Dabble, une plateforme de paris liée aux réseaux sociaux, a été condamnée à plus d’un million de dollars de sanctions après avoir enfreint les lois d’auto-exclusion, maintenu ouvert les comptes de plus de 150 joueurs problématiques et leur avoir envoyé du matériel marketing plus de 800 fois.

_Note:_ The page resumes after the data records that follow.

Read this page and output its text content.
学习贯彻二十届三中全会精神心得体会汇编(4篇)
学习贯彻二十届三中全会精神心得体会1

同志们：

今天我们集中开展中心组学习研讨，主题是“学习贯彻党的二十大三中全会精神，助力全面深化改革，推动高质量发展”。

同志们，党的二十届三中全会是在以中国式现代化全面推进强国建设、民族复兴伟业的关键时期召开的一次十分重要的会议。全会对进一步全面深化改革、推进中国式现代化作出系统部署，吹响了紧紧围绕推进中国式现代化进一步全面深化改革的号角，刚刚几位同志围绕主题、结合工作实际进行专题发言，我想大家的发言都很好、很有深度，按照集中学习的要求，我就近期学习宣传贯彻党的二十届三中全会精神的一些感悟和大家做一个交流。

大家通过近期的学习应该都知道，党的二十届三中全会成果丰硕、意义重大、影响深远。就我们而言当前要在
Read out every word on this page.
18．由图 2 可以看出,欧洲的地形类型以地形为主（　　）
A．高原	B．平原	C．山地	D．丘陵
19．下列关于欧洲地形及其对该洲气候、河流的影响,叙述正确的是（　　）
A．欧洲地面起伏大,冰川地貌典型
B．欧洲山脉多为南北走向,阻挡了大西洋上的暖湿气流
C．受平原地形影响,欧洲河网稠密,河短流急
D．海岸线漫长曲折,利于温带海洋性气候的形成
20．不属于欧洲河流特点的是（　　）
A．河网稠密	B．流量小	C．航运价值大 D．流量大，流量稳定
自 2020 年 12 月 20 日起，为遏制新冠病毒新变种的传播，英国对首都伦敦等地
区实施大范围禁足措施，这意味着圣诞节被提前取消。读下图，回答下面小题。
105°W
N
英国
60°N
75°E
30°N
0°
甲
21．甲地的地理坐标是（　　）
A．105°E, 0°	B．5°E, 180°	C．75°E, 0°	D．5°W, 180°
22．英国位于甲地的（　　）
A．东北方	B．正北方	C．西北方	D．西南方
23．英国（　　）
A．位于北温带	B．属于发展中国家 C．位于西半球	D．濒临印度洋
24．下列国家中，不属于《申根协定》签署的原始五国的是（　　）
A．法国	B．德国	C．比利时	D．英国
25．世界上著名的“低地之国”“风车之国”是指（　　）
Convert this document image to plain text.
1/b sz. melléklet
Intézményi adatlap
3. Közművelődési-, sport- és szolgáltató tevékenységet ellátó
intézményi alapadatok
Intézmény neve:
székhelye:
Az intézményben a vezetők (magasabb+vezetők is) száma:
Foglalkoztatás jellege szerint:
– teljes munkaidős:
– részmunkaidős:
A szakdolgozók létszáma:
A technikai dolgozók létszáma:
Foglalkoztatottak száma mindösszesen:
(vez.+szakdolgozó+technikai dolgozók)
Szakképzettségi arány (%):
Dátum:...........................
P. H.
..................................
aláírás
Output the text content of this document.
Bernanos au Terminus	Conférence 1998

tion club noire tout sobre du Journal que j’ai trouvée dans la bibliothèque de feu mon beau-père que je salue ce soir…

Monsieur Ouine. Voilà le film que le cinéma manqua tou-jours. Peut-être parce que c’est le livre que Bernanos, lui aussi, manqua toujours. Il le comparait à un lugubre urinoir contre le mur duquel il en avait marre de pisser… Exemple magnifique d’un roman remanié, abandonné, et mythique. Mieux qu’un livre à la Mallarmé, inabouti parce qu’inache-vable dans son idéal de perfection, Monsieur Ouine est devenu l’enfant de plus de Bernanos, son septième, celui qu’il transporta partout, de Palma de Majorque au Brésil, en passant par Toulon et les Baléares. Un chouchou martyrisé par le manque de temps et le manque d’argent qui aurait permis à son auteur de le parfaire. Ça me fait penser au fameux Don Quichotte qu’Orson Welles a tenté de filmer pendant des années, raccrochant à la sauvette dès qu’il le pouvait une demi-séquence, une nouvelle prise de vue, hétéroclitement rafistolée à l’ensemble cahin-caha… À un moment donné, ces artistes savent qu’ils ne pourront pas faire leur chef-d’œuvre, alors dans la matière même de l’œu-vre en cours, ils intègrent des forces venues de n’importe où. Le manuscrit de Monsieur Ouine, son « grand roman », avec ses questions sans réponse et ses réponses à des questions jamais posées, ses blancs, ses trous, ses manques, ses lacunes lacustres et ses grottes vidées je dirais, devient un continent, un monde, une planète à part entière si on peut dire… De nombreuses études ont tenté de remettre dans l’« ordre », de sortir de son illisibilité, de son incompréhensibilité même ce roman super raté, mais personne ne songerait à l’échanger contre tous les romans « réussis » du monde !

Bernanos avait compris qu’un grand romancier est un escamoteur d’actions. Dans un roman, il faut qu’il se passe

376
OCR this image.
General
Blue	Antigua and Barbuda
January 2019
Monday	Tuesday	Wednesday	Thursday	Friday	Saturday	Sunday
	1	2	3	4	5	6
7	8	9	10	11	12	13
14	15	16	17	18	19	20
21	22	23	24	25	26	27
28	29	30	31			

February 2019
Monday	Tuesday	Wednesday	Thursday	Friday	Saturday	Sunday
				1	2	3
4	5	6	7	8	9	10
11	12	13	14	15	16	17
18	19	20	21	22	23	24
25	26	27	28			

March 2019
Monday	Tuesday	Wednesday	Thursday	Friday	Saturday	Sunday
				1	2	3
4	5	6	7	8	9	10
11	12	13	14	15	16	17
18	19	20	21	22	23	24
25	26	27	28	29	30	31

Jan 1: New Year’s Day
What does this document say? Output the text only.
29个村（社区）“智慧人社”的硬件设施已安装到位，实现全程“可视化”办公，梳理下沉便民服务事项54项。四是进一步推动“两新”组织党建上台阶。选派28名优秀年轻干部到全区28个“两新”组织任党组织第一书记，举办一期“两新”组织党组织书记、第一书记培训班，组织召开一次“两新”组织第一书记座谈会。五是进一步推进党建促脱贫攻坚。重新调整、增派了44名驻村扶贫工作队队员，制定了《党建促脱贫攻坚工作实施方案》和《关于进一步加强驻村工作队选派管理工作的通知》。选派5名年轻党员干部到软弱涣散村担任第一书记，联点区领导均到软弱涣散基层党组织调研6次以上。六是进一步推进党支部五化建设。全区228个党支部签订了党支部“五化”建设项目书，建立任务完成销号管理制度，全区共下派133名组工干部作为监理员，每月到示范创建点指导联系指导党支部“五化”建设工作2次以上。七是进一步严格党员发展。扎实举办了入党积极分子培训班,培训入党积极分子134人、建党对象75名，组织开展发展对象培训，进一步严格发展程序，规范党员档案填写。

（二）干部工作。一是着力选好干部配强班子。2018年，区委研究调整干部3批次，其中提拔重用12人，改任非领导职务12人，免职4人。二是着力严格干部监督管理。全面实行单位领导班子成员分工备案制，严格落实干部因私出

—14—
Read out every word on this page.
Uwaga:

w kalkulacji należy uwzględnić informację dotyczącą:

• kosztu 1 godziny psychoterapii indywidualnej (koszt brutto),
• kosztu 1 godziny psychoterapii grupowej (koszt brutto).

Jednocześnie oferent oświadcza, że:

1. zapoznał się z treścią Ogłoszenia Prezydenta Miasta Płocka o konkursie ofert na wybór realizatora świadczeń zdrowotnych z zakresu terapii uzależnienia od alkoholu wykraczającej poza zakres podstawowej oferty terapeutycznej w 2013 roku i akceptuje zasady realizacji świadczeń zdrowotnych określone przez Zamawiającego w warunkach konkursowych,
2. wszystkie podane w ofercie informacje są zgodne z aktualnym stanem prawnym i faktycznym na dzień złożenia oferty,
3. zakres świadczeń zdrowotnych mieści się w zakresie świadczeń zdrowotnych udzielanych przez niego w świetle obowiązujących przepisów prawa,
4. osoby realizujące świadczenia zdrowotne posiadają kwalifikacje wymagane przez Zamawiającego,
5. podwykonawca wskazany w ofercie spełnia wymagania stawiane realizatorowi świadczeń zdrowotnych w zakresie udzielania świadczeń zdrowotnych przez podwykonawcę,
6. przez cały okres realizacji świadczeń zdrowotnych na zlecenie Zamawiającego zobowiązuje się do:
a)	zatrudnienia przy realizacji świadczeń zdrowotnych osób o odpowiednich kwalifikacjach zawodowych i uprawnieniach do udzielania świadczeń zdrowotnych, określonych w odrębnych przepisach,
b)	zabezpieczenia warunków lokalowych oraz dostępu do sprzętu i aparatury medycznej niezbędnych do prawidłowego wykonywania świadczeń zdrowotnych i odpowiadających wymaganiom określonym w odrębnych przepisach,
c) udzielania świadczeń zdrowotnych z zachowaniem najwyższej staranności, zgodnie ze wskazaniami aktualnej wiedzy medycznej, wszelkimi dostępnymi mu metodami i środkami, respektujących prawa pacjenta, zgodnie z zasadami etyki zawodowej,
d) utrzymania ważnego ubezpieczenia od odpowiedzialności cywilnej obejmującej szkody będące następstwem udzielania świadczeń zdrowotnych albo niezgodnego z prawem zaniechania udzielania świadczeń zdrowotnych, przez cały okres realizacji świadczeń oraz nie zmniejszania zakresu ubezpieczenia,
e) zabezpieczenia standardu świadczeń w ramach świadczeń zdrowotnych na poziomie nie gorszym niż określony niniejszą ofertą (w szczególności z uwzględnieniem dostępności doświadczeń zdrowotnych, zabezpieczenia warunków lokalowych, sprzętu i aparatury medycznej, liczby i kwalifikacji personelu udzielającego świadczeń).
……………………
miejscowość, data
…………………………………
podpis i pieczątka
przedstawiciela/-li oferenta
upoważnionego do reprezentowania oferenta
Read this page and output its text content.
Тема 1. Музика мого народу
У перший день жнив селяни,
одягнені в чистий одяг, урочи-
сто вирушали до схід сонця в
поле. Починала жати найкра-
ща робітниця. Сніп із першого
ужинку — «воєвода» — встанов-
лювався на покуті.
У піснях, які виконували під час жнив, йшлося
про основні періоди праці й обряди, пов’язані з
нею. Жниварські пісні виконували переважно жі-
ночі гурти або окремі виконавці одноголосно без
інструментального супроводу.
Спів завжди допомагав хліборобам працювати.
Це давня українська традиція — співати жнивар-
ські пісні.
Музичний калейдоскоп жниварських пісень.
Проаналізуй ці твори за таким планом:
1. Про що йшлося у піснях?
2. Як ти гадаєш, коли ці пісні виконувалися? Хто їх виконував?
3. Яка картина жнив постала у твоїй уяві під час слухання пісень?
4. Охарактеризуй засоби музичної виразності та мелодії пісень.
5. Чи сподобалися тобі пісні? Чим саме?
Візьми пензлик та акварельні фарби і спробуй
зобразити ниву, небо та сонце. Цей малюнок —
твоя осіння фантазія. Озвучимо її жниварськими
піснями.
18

L’Australian Communications and Media Authority (ACMA) a annoncé mercredi que son enquête sur la plateforme de paris – qui permet aux utilisateurs de copier les paris d’amis, d’anciennes stars du sport ou d’autres personnalités – a révélé une série de violations des lois nationales d’auto-exclusion connues sous le nom de BetStop.
iStock
L’ACMA a déclaré que Dabble, pour lequel le géant des paris Tabcorp a payé 33 millions de dollars pour une participation de 20 % en 2022, n’a pas réussi à fermer 157 comptes de paris après que les titulaires de comptes se soient inscrits sur BetStop.
La plateforme de paris fondée par Tom Rundle, ancien cadre de PointsBet et CrownBet en 2020 et connue pour son parrainage de la Ligue nationale de basket-ball et du Championnat des Supercars, a également envoyé à 165 personnes auto-exclues un total de 839 messages électroniques sous forme de SMS, d’e-mails ou de notifications push d’application, a constaté l’ACMA.
BetStop a été lancé en 2023 dans le cadre des lois australiennes d’auto-exclusion visant à permettre aux joueurs craignant ou luttant contre la dépendance de fermer tous leurs comptes. Les opérateurs doivent également cesser de leur envoyer du marketing. De plus, l’inscription à BetStop interdit à un individu d’ouvrir un nouveau compte sur toute plateforme autorisée à fonctionner en Australie.
Les sociétés de paris sont tenues d’informer leurs clients sur BetStop dans tout message électronique faisant la promotion ou la publicité des jeux de hasard. L’ACMA a également constaté que Dabble avait envoyé à 45 clients plus de 2 000 notifications push sans inclure d’informations sur BetStop, en violation de la loi.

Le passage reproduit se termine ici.